Ist eine derartige Stellungnahme der „besten Federn“ schiere
Dummheit, Heuchelei oder verdeckte Komplizenschaft? Dummheit
scheidet sicher aus bei derart gut trainierten, gebildeten und
unterrichteten Profis. Also Heuchelei?
Dafür spricht überdeutlich, dass kein
Kommentator eine Erklärung der Phänomene mit Blick auf die Taten der
eigenen Kreise derer bietet, die sich jetzt „fassungslos“ zeigen
wollen.
Wurde von deutschen Journalisten und ihren Medien jemals
„Fassungslosigkeit“ bekundet angesichts der Videobotschaften von
Dick Fuld, dem hochgerühmten Boss von Lehman Brothers? Fuld
verbreitete mit Nachdruck Lehrvideos für alle seine Mitarbeiter und
für die Öffentlichkeit, in denen er mit extrem eindeutigen mimischen
Ausdruck offenlegte, was die Strategie eines erfolgreichen
Investmentbankers zu sein habe: nämlich „den Gegner ganz langsam,
aber konsequent zu martern, ihm das Herz aus dem noch lebenden
Körper zu reißen, um ihn dann mit höchster Befriedigung zu
zerquetschen!“ von Straßenmob zu bekunden behaupten, jemals derartig
auf das ganz offen demonstrierte inhumane Gebaren von Bigbossen der
globalen Eliten reagiert? Haben sie über die „Ausplünderungen bei
hellem Tage“ ganzer Volkswirtschaften sich ereifert, über einen
Billionenraub von Pensionsversorgungen und anderen Ersparnissen der
Steuerzahler?
Haben sie die Zerstörungen ganzer Siedlungen in den USA durch
Kredithaie jemals derart gegeißelt wie jetzt die Zerstörung
einzelner Häuserzeilen in Großbritannien? Und die Banken haben diese
kriminelle Praxis der Beleihung von Krediten auf marode Immobilien
wenigstens genauso intentional organisiert wie der Straßenmob das
jetzt mit elektronischen Mitteln der Kommunikation tut!
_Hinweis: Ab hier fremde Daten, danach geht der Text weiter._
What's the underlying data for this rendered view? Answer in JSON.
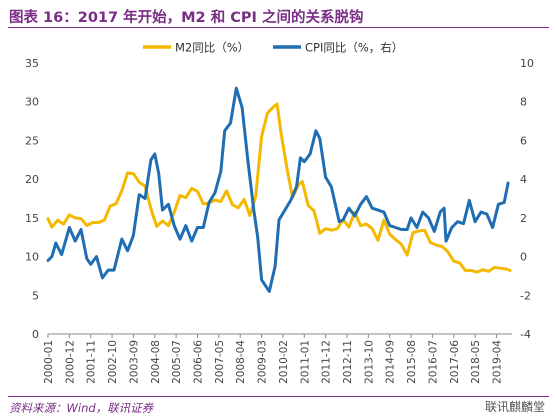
{
  "header": {
    "title": "图表 16：2017 年开始，M2 和 CPI 之间的关系脱钩"
  },
  "footer": {
    "source": "资料来源：Wind，联讯证券",
    "watermark": "联讯麒麟堂"
  },
  "colors": {
    "m2": "#f5b800",
    "cpi": "#1f6db3",
    "accent": "#7a2e86"
  },
  "chart_data": {
    "type": "line",
    "title": "",
    "xlabel": "",
    "ylabel": "",
    "x_ticks": [
      "2000-01",
      "2000-12",
      "2001-11",
      "2002-10",
      "2003-09",
      "2004-08",
      "2005-07",
      "2006-06",
      "2007-05",
      "2008-04",
      "2009-03",
      "2010-02",
      "2011-01",
      "2011-12",
      "2012-11",
      "2013-10",
      "2014-09",
      "2015-08",
      "2016-07",
      "2017-06",
      "2018-05",
      "2019-04"
    ],
    "y_left": {
      "range": [
        0,
        35
      ],
      "ticks": [
        "0",
        "5",
        "10",
        "15",
        "20",
        "25",
        "30",
        "35"
      ]
    },
    "y_right": {
      "range": [
        -4,
        10
      ],
      "ticks": [
        "-4",
        "-2",
        "0",
        "2",
        "4",
        "6",
        "8",
        "10"
      ]
    },
    "grid": false,
    "legend": "top",
    "series": [
      {
        "name": "M2同比（%）",
        "axis": "left",
        "points": [
          [
            "2000-01",
            14.9
          ],
          [
            "2000-03",
            13.8
          ],
          [
            "2000-06",
            14.7
          ],
          [
            "2000-09",
            14.2
          ],
          [
            "2000-12",
            15.4
          ],
          [
            "2001-03",
            15.0
          ],
          [
            "2001-06",
            14.9
          ],
          [
            "2001-09",
            14.0
          ],
          [
            "2001-12",
            14.4
          ],
          [
            "2002-03",
            14.4
          ],
          [
            "2002-06",
            14.7
          ],
          [
            "2002-09",
            16.5
          ],
          [
            "2002-12",
            16.8
          ],
          [
            "2003-03",
            18.5
          ],
          [
            "2003-06",
            20.8
          ],
          [
            "2003-09",
            20.7
          ],
          [
            "2003-12",
            19.6
          ],
          [
            "2004-03",
            19.1
          ],
          [
            "2004-06",
            16.2
          ],
          [
            "2004-09",
            13.9
          ],
          [
            "2004-12",
            14.6
          ],
          [
            "2005-03",
            14.0
          ],
          [
            "2005-06",
            15.7
          ],
          [
            "2005-09",
            17.9
          ],
          [
            "2005-12",
            17.6
          ],
          [
            "2006-03",
            18.8
          ],
          [
            "2006-06",
            18.4
          ],
          [
            "2006-09",
            16.8
          ],
          [
            "2006-12",
            16.9
          ],
          [
            "2007-03",
            17.3
          ],
          [
            "2007-06",
            17.1
          ],
          [
            "2007-09",
            18.5
          ],
          [
            "2007-12",
            16.7
          ],
          [
            "2008-03",
            16.3
          ],
          [
            "2008-06",
            17.4
          ],
          [
            "2008-09",
            15.3
          ],
          [
            "2008-12",
            17.8
          ],
          [
            "2009-03",
            25.5
          ],
          [
            "2009-06",
            28.5
          ],
          [
            "2009-09",
            29.3
          ],
          [
            "2009-11",
            29.7
          ],
          [
            "2010-01",
            26.0
          ],
          [
            "2010-04",
            21.5
          ],
          [
            "2010-07",
            17.6
          ],
          [
            "2010-10",
            19.3
          ],
          [
            "2010-12",
            19.7
          ],
          [
            "2011-03",
            16.6
          ],
          [
            "2011-06",
            15.9
          ],
          [
            "2011-09",
            13.0
          ],
          [
            "2011-12",
            13.6
          ],
          [
            "2012-03",
            13.4
          ],
          [
            "2012-06",
            13.6
          ],
          [
            "2012-09",
            14.8
          ],
          [
            "2012-12",
            13.8
          ],
          [
            "2013-03",
            15.7
          ],
          [
            "2013-06",
            14.0
          ],
          [
            "2013-09",
            14.2
          ],
          [
            "2013-12",
            13.6
          ],
          [
            "2014-03",
            12.1
          ],
          [
            "2014-06",
            14.7
          ],
          [
            "2014-09",
            12.9
          ],
          [
            "2014-12",
            12.2
          ],
          [
            "2015-03",
            11.6
          ],
          [
            "2015-06",
            10.2
          ],
          [
            "2015-09",
            13.1
          ],
          [
            "2015-12",
            13.3
          ],
          [
            "2016-03",
            13.4
          ],
          [
            "2016-06",
            11.8
          ],
          [
            "2016-09",
            11.5
          ],
          [
            "2016-12",
            11.3
          ],
          [
            "2017-03",
            10.6
          ],
          [
            "2017-06",
            9.4
          ],
          [
            "2017-09",
            9.2
          ],
          [
            "2017-12",
            8.2
          ],
          [
            "2018-03",
            8.2
          ],
          [
            "2018-06",
            8.0
          ],
          [
            "2018-09",
            8.3
          ],
          [
            "2018-12",
            8.1
          ],
          [
            "2019-03",
            8.6
          ],
          [
            "2019-06",
            8.5
          ],
          [
            "2019-09",
            8.4
          ],
          [
            "2019-11",
            8.2
          ]
        ]
      },
      {
        "name": "CPI同比（%，右）",
        "axis": "right",
        "points": [
          [
            "2000-01",
            -0.2
          ],
          [
            "2000-03",
            0.0
          ],
          [
            "2000-05",
            0.7
          ],
          [
            "2000-08",
            0.1
          ],
          [
            "2000-12",
            1.5
          ],
          [
            "2001-03",
            0.8
          ],
          [
            "2001-06",
            1.4
          ],
          [
            "2001-09",
            -0.1
          ],
          [
            "2001-11",
            -0.4
          ],
          [
            "2002-02",
            0.0
          ],
          [
            "2002-05",
            -1.1
          ],
          [
            "2002-08",
            -0.7
          ],
          [
            "2002-11",
            -0.7
          ],
          [
            "2003-03",
            0.9
          ],
          [
            "2003-06",
            0.3
          ],
          [
            "2003-09",
            1.1
          ],
          [
            "2003-12",
            3.2
          ],
          [
            "2004-03",
            3.0
          ],
          [
            "2004-06",
            5.0
          ],
          [
            "2004-08",
            5.3
          ],
          [
            "2004-10",
            4.3
          ],
          [
            "2004-12",
            2.4
          ],
          [
            "2005-03",
            2.7
          ],
          [
            "2005-06",
            1.6
          ],
          [
            "2005-09",
            0.9
          ],
          [
            "2005-12",
            1.6
          ],
          [
            "2006-03",
            0.8
          ],
          [
            "2006-06",
            1.5
          ],
          [
            "2006-09",
            1.5
          ],
          [
            "2006-12",
            2.8
          ],
          [
            "2007-03",
            3.3
          ],
          [
            "2007-06",
            4.4
          ],
          [
            "2007-08",
            6.5
          ],
          [
            "2007-11",
            6.9
          ],
          [
            "2008-02",
            8.7
          ],
          [
            "2008-05",
            7.7
          ],
          [
            "2008-08",
            4.9
          ],
          [
            "2008-11",
            2.4
          ],
          [
            "2009-01",
            1.0
          ],
          [
            "2009-03",
            -1.2
          ],
          [
            "2009-07",
            -1.8
          ],
          [
            "2009-10",
            -0.5
          ],
          [
            "2009-12",
            1.9
          ],
          [
            "2010-03",
            2.4
          ],
          [
            "2010-06",
            2.9
          ],
          [
            "2010-09",
            3.6
          ],
          [
            "2010-11",
            5.1
          ],
          [
            "2011-01",
            4.9
          ],
          [
            "2011-04",
            5.3
          ],
          [
            "2011-07",
            6.5
          ],
          [
            "2011-09",
            6.1
          ],
          [
            "2011-12",
            4.1
          ],
          [
            "2012-03",
            3.6
          ],
          [
            "2012-07",
            1.8
          ],
          [
            "2012-09",
            1.9
          ],
          [
            "2012-12",
            2.5
          ],
          [
            "2013-03",
            2.1
          ],
          [
            "2013-06",
            2.7
          ],
          [
            "2013-09",
            3.1
          ],
          [
            "2013-12",
            2.5
          ],
          [
            "2014-03",
            2.4
          ],
          [
            "2014-06",
            2.3
          ],
          [
            "2014-09",
            1.6
          ],
          [
            "2014-12",
            1.5
          ],
          [
            "2015-03",
            1.4
          ],
          [
            "2015-06",
            1.4
          ],
          [
            "2015-08",
            2.0
          ],
          [
            "2015-11",
            1.5
          ],
          [
            "2016-02",
            2.3
          ],
          [
            "2016-05",
            2.0
          ],
          [
            "2016-08",
            1.3
          ],
          [
            "2016-11",
            2.3
          ],
          [
            "2017-01",
            2.5
          ],
          [
            "2017-02",
            0.8
          ],
          [
            "2017-05",
            1.5
          ],
          [
            "2017-08",
            1.8
          ],
          [
            "2017-11",
            1.7
          ],
          [
            "2018-02",
            2.9
          ],
          [
            "2018-05",
            1.8
          ],
          [
            "2018-08",
            2.3
          ],
          [
            "2018-11",
            2.2
          ],
          [
            "2019-02",
            1.5
          ],
          [
            "2019-05",
            2.7
          ],
          [
            "2019-08",
            2.8
          ],
          [
            "2019-10",
            3.8
          ]
        ]
      }
    ]
  }
}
Haben die klagenden Schreiber, fassungslos vor der Realität in
unseren Großstädten, die jetzige Aggression der Jugendlichen jemals
in Beziehung gesetzt zu den ganz offen und bedenkenlos vollzogenen
Rechtsbrüchen der westlichen Politiker? Maastrichtverträge galten
den Herren Schröder, Fischer und erst recht nach diesem
Vorbild den Herren der romanischen Länder als beliebiger
Spielball eigener Machtinteressen – denn vor 10 Jahren konnte man
nicht wie heute den Staatsnotstand oder die Gefahr für die
Weltwirtschaft vorgeben, um den Gesetzesbruch, die Regelmißachtung
und Hehlerschaft zu rechtfertigen. Im Gegenteil –
Regierungen/Parlamente belohnten Diebe und Hehler als staatstreue
Agenten des Anstands und der Rechtstreue. Die Verträge zur
Währungsunion wurden als Fetzen Papier abgetan; die als Bedingung
für die Zustimmung zur Euroeinführung gegebenen Versprechen, niemals
bailouts, also Schuldenhaftung für fremder Staaten Schulden
zuzulassen, waren eben Versprechen, die man bekanntlich einhalten
könne oder nicht!
Die Kanzlerin sonnte sich im kalten Zynismus als Ausdruck der ultima
ratio wirtschaftlicher und politischer Vernunft, indem sie immer
wieder öffentlich bekundete, es gebe keine Alternative zum
Rechtsbruch! Das lassen sich die Jugendlichen jetzt gesagt sein, Not
kennt kein Gebot. „Vielen Dank für die Lizenz zum Plündern und
Brandschatzen an die Herren der Systemwelt“, schreiben sie als
Menetekel an die Ruinenwände und bekennen ebenso zynisch, niemand
habe die Absicht, eine Mauer der Schuldzuweisung zu bauen.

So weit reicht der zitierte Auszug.